Benjamin Netanyahu has always been an aggressive and effective communicator in mass communication channels. When he used his US Congress speech as a platform to undermine the US policy regarding Iran in 2015, journalists called him audacious because he put at risk the pro-Israeli sentiment in the US and the friendship between the two countries. His justification for taking this huge risk was that the greatest danger the world faces is “the marriage of militant Islam with nuclear weapons”. US President Obama was infuriated by this speech, and so were the Democrats, as the country was on the verge of concluding a nuclear deal with Iran.
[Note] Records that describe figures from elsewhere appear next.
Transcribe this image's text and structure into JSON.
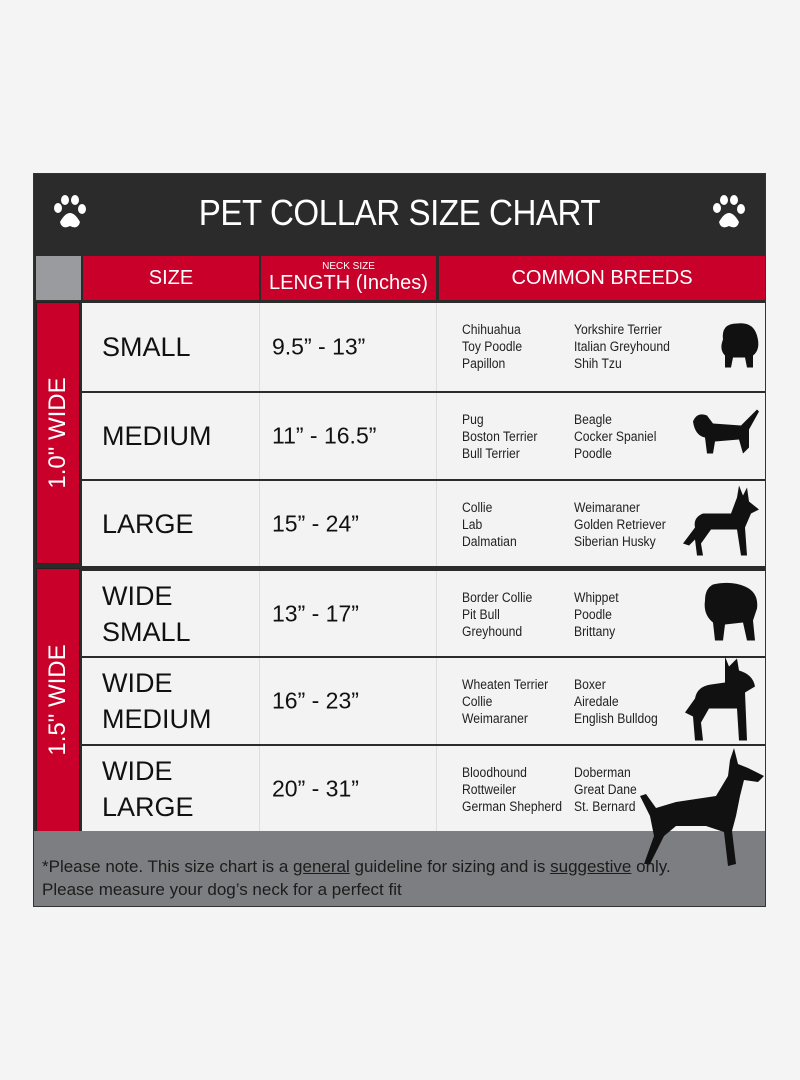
{
  "title": "PET COLLAR SIZE CHART",
  "header": {
    "size": "SIZE",
    "neck_size": "NECK SIZE",
    "length": "LENGTH (Inches)",
    "breeds": "COMMON BREEDS"
  },
  "groups": [
    {
      "label": "1.0\" WIDE"
    },
    {
      "label": "1.5\" WIDE"
    }
  ],
  "rows": [
    {
      "size": "SMALL",
      "length": "9.5” - 13”",
      "breeds_a": [
        "Chihuahua",
        "Toy Poodle",
        "Papillon"
      ],
      "breeds_b": [
        "Yorkshire Terrier",
        "Italian Greyhound",
        "Shih Tzu"
      ],
      "icon": "small-dog-icon"
    },
    {
      "size": "MEDIUM",
      "length": "11” - 16.5”",
      "breeds_a": [
        "Pug",
        "Boston Terrier",
        "Bull Terrier"
      ],
      "breeds_b": [
        "Beagle",
        "Cocker Spaniel",
        "Poodle"
      ],
      "icon": "dachshund-icon"
    },
    {
      "size": "LARGE",
      "length": "15” - 24”",
      "breeds_a": [
        "Collie",
        "Lab",
        "Dalmatian"
      ],
      "breeds_b": [
        "Weimaraner",
        "Golden Retriever",
        "Siberian Husky"
      ],
      "icon": "shepherd-dog-icon"
    },
    {
      "size": "WIDE SMALL",
      "length": "13” - 17”",
      "breeds_a": [
        "Border Collie",
        "Pit Bull",
        "Greyhound"
      ],
      "breeds_b": [
        "Whippet",
        "Poodle",
        "Brittany"
      ],
      "icon": "bulldog-icon"
    },
    {
      "size": "WIDE MEDIUM",
      "length": "16” - 23”",
      "breeds_a": [
        "Wheaten Terrier",
        "Collie",
        "Weimaraner"
      ],
      "breeds_b": [
        "Boxer",
        "Airedale",
        "English Bulldog"
      ],
      "icon": "pitbull-icon"
    },
    {
      "size": "WIDE LARGE",
      "length": "20” - 31”",
      "breeds_a": [
        "Bloodhound",
        "Rottweiler",
        "German Shepherd"
      ],
      "breeds_b": [
        "Doberman",
        "Great Dane",
        "St. Bernard"
      ],
      "icon": "doberman-icon"
    }
  ],
  "footer": {
    "p1": "*Please note. This size chart is a ",
    "u1": "general",
    "p2": " guideline for sizing and is ",
    "u2": "suggestive",
    "p3": " only.",
    "line2": "Please measure your dog’s neck for a perfect fit"
  },
  "colors": {
    "header_bg": "#2b2b2b",
    "accent": "#c8002a",
    "footer_bg": "#7d7e81"
  }
}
Netanyahu became an early spokesperson for Israel on American television, first by himself and later in an official capacity. He became a TV star of the Jewish wing in America and soon became a diplomat formally appointed by Israel. One of his most significant assignments was as the Israeli ambassador to the UN. He presented Israel as the strongest ally the US could have in the Middle East.
A prominent leader of Israel for half a century, he began his political career when he resigned as Israel's ambassador to the UN and returned to Israel. Since then, he occupied the prime ministership in Israel for many terms. One must also remember that it was the people of Israel who chose him to lead them, and he is not a dictator but a democratically elected leader. In the perpetual situation of war, many an Israeli leader has chosen the easy path of dictatorship over being a democratic leader once they reach the top political position. Benjamin Netanyahu tops the list.
When the October 7 attacks happened, his public approval was at its lowest. However, when it became clear that war was the only option from an Israeli perspective, the political leadership of Israel entrusted Netanyahu with leading the nation at war; an intriguing aspect of Israeli reality to peruse. Whether we like it or not, Netanyahu has a public mandate that many political analysts underestimate, a mandate consolidated by the insecurities that a history of conflict imparted in the Israeli minds.
One must acknowledge that Benjamin Netanyahu was one of the Israeli leaders instrumental in ensuring Israel’s economic, technological, and military growth and success among world nations. He is leading Israel in this war with an iron grip and unrelenting resolve. Netanyahu is a strong leader, but he is not as well-analysed as Donald Trump, Putin, or Modi by the likes of Archie Brown, who wrote the world-renowned book The Myth of the Strong Leader. The life and decisions of Benjamin Netanyahu are complex and worth investigating for any political student and researcher of international conflict and the Middle East. Though too speculative a thought and lacking any usefulness in an immediate context, what if another man, another leader, were in Netanyahu’s shoes? Would it have brought peace to the region with less bloodshed and loss?
References
'Bibi: My Story' by Benjamin Netanyahu, 2023
'Netanyahu at WAR', Frontline PBS, Vimeo.